Summary: Researchers have found that QT, a new social robot, effectively improves the focus of children with learning disabilities. The robot’s positive impact on the classroom and learning environment for students with disabilities has been noted by the researchers. QT’s success in helping these students stay on task and engaged in their school work is a promising development that could potentially transform how students with learning disabilities are supported in the classroom.
Source: University of Waterloo
Engineering researchers have found that the robot’s positive contributions to the learning environment have the potential to close the achievement gap for students with learning disabilities.
A new study has found that the use of robots as teaching assistants in classrooms can help improve the focus and academic performance of students with learning disabilities. The study, conducted by a team of researchers led by Dr. Kerstin Dautenhahn, a professor of electrical and computer engineering, found that the robot assistant, named QT, made significant positive contributions to the classroom and learning environment for students with learning disabilities.
The study involved a small humanoid robot that interacted with students, providing personalized support and helping them stay on task. The researchers found that both the students and their instructors valued the robot’s positive contributions, which significantly impacted the students’ focus and academic performance.
Dr. Dautenhahn, who has been working on robotics in the context of disability for many years, said, “The findings imply that the robot has a positive effect on students and that there is great potential for using robots in the public education system.” The researchers hope their work will pave the way for more research into using social robots to help students with learning disabilities.
While educators have previously explored using social robots to help children with Autism Spectrum Disorder, little work has been done on using socially assistive robots for students with learning disabilities. The new study, conducted by researchers from the University of Waterloo and the Learning Disabilities Society in Vancouver, is a significant step forward.
QT Humanoid robot. Credit: University of Waterloo
The study’s findings suggest that robots can provide valuable support to students with learning disabilities, helping to close the achievement gap and improve learning outcomes.

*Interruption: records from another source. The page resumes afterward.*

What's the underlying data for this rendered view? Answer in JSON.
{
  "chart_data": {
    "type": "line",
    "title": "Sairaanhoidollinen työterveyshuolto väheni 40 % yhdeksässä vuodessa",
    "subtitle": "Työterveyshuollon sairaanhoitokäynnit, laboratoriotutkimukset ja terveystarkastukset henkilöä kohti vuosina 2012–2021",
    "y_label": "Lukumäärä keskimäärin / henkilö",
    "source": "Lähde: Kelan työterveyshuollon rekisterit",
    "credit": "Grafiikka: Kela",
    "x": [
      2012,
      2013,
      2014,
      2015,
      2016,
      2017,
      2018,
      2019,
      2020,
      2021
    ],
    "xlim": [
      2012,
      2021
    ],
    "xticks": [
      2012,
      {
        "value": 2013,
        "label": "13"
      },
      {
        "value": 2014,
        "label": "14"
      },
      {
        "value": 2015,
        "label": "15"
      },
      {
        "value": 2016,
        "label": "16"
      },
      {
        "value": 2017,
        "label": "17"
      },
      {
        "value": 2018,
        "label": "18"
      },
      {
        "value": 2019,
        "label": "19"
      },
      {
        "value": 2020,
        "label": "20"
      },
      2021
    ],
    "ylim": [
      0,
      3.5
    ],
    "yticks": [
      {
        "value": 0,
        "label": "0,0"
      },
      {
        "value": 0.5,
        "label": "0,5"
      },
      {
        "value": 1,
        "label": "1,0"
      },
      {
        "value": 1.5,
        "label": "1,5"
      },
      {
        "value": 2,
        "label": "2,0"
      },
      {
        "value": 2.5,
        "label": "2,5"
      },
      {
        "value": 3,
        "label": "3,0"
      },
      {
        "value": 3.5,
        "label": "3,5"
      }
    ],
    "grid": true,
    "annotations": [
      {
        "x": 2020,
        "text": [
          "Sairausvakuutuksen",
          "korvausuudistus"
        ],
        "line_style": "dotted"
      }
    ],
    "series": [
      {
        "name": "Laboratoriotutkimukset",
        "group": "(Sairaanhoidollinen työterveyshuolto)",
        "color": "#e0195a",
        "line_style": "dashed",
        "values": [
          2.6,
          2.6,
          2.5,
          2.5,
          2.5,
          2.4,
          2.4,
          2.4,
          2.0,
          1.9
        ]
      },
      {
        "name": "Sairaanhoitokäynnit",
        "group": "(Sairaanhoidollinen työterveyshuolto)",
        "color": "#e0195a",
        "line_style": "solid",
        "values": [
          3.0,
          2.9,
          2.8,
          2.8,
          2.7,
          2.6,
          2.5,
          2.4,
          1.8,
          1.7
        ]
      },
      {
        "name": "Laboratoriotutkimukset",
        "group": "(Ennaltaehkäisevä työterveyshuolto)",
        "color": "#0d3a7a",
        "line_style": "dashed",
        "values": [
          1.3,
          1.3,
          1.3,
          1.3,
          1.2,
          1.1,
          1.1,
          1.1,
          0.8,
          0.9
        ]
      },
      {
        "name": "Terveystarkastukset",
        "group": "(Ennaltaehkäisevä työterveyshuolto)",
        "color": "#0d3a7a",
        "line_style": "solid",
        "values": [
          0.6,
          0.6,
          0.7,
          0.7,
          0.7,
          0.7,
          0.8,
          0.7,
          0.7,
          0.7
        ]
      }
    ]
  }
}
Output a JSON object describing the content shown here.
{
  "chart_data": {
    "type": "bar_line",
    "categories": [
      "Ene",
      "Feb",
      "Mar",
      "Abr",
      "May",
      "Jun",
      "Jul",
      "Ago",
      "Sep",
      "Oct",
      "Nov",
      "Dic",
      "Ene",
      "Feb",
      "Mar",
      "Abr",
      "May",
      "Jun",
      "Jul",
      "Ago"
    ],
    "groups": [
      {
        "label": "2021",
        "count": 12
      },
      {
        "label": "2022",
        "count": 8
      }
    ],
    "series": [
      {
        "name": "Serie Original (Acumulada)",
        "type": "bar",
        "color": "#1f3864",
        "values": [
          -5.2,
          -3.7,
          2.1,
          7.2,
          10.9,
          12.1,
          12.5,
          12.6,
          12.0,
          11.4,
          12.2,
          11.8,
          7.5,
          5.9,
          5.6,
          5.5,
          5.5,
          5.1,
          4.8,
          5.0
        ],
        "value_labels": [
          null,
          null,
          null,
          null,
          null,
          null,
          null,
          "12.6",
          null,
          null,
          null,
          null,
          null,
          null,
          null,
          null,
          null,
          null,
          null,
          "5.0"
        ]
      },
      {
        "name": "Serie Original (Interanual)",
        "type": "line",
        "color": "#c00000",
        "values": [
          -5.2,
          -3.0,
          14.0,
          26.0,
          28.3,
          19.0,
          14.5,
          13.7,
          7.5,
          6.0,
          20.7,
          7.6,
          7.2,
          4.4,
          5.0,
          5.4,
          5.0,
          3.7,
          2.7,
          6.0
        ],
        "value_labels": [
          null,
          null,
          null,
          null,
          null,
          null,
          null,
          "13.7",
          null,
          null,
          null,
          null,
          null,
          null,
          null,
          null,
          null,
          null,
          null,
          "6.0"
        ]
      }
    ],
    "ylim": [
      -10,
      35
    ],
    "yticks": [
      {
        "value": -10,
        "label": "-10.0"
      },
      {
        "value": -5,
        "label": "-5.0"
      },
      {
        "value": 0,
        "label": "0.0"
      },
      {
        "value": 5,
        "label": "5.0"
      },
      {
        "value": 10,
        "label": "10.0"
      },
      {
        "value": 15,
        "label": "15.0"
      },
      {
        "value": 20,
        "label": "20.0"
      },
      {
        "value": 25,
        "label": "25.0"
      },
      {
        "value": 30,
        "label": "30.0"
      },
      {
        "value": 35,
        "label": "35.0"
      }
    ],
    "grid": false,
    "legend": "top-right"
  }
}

With further research and development, the use of robot assistants in classrooms may become a more common and effective tool for helping students with disabilities to succeed.
In a recent research project, 16 students with learning disabilities were divided into two groups. One group worked with an instructor only, while the other group worked with both an instructor and a small humanoid robot named QT. The instructor directed the robot, which used a tablet to trigger various activities such as games, riddles, jokes, breathing exercises, and physical movements to keep the students on track. The researchers found that students who worked with the robot were generally more engaged and could complete tasks faster than those who worked only with the instructor.
The robot was able to set goals, provide self-regulating strategies to students, and redirect them back to the task if they became off-track. “This type of robot may have great potential in public education systems,” said Dr. Kerstin Dautenhahn, an electrical and computer engineering professor. The study was presented at the International Conference on Social Robotics in Florence, Italy.